Много говорилось о понятии мана, на которое некогда было указано Кодрингтоном в известной о её книге о меланезийцах[42]
и эквивалент, точнее, аналог которого можно найти у многих других первобытных людей; таковы оренда у ирокезов, ваканда у сиу и др. Все эти слова обозначают силу, разлитую в природе, силу, от которой происходят если не все вещи, то по крайней мере некоторые из них. Отсюда лишь один шаг до гипотезы о первобытной философии, которая обнаружилась в человеческом духе, как только он начал размышлять.Некоторые и в самом деле предположили, что мышление нецивилизованных людей преследовал смутный пантеизм. Но маловероятно, чтобы человечество начало со столь общих и абстрактных понятий. Прежде чем философствовать, надо жить. Ученые и философы слишком часто склонны думать, что мышление осуществляется у всех, как у них, просто для удовольствия. Истина заключается в том, что оно направлено на действие, и если у нецивилизованных людей действительно обнаруживается какая-то философия, то последняя должна скорее практически исполняться, чем мыслиться; она заключена в целой совокупности полезных или считающихся таковыми операций; она выделяется из них, она выражается посредством слов — впрочем, непременно туманных — только для удобства действия. Юбер и Мосс в своей весьма интересной «Общей теории магии» выразительно показали, что вера в магию неотделима от концепции «маны»[43]

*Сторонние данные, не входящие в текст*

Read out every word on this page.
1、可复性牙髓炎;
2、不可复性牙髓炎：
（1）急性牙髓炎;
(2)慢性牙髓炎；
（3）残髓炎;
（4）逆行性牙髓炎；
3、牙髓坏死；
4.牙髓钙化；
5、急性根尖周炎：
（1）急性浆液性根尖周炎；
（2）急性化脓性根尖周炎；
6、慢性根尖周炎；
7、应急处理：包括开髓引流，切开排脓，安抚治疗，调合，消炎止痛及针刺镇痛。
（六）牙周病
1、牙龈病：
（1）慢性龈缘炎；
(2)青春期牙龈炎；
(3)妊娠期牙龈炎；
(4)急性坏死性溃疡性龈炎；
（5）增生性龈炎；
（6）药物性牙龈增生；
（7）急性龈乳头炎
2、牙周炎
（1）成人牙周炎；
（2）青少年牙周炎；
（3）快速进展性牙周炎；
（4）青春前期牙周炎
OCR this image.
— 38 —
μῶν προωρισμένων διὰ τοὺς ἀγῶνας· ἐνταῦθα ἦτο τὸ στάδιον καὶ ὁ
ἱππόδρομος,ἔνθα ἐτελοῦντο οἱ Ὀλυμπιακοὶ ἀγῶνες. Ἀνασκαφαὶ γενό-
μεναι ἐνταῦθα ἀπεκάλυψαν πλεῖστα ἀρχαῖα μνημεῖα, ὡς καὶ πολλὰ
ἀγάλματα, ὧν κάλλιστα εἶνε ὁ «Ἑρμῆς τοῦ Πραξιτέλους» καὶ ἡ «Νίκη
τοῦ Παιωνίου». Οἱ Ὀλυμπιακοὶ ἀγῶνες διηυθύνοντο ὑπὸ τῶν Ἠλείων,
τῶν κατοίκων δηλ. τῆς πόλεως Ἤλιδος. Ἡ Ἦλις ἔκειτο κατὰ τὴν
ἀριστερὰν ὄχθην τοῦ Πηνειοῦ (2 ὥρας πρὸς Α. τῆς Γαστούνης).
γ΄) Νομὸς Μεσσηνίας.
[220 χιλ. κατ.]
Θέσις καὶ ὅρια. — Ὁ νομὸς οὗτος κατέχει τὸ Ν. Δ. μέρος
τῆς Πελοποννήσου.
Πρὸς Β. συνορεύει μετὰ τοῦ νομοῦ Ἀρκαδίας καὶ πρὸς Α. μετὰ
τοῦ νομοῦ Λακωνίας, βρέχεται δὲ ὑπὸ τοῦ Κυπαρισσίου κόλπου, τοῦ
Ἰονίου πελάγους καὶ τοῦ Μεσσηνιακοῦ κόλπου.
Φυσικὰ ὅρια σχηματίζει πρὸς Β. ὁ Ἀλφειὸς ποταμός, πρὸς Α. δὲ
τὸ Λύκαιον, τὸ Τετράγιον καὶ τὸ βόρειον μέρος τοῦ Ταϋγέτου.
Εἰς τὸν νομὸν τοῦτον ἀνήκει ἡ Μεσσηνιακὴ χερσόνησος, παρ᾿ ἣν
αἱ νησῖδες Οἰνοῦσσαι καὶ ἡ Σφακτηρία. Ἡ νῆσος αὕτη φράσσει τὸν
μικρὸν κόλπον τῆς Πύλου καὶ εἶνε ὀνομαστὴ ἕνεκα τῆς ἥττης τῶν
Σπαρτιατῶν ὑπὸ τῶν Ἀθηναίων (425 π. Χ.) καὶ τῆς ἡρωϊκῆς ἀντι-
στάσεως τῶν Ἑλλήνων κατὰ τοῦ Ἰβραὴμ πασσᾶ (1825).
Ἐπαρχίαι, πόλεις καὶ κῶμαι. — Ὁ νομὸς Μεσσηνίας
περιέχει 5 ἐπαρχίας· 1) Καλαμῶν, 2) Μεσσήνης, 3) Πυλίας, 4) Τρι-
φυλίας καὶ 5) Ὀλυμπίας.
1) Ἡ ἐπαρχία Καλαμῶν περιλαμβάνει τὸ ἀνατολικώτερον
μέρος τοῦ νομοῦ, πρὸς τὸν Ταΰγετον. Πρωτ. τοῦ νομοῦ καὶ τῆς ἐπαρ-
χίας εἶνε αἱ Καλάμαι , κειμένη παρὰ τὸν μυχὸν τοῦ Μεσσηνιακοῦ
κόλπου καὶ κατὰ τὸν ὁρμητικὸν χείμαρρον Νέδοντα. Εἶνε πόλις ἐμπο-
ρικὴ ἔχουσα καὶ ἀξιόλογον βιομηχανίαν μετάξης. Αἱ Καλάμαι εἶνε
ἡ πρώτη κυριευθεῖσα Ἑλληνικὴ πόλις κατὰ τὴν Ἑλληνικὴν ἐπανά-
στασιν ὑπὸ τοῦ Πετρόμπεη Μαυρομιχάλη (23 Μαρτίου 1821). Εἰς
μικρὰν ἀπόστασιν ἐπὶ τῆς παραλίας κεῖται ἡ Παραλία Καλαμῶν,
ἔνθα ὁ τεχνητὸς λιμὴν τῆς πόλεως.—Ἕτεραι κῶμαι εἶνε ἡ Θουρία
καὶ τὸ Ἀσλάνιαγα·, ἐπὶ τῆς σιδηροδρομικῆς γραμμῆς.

. С их точки зрения, по-видимому, эта вера вытекает из этой концепции. Но не будет ли отношение скорее обратным? Нам кажется неправдоподобным, чтобы представление, соответствующее таким словам, как «мана», «оренда» и т. п., сформировалось сначала, а магия произошла из него. Скорее наоборот, именно потому, что человек верил в магию, потому, что он практиковал ее, он представлял себе вещи таким образом; его магия казалась удачной, и он ограничивался тем, что объяснял или, точнее, выражал ее успех. Вполне понятно, что он к тому же тотчас вновь применил магию; тут же он признал, что предел его нормального влияния на внешний мир был быстро достигнут, но не смирился с тем, чтобы не идти дальше. Он продолжал, таким образом, свою деятельность, а поскольку сама по себе деятельность не достигала желаемого результата, потребовалось, чтобы за это взялась природа. Это могло произойти только при условии, что материя была в каком-то смысле намагничена, что она сама собой повернулась к человеку с тем, чтобы получать от него поручения, чтобы выполнять его приказания. Тем не менее она оставалась подчиненной, как мы говорим сегодня, физическим законам; это было необходимо, чтобы была возможность механически влиять на нее. Но помимо того она была пропитанностью, то есть заряжена силой, способной входить в намерения человека. Этим расположением человек мог воспользоваться с тем, чтобы продолжить свое воздействие за пределы того, что обещали физические законы. В этом можно легко убедиться, если рассмотреть магические приемы и концепции материи, посредством которых смутно представляли себе, что эти приемы могут оказаться успешными.Операции эти часто описывались, но как применение определенных теоретических принципов, таких, как «подобное воздействует на подобное», «часть равна целому» и т. п. То, что эти формулы могут способствовать классификации магических операций, не вызывает сомнений. Но отсюда отнюдь не следует, что магические операции вытекают из них. Если бы первобытный ум начал здесь с постижения принципов, он бы очень быстро обратился к опыту, который доказал бы ему их ложность. Но здесь он также лишь переводит в представление указания инстинкта. Выражаясь более точно, существует логика тела, продолжение желания, которая осуществляется гораздо раньше, чем ум находит для нее концептуальную форму.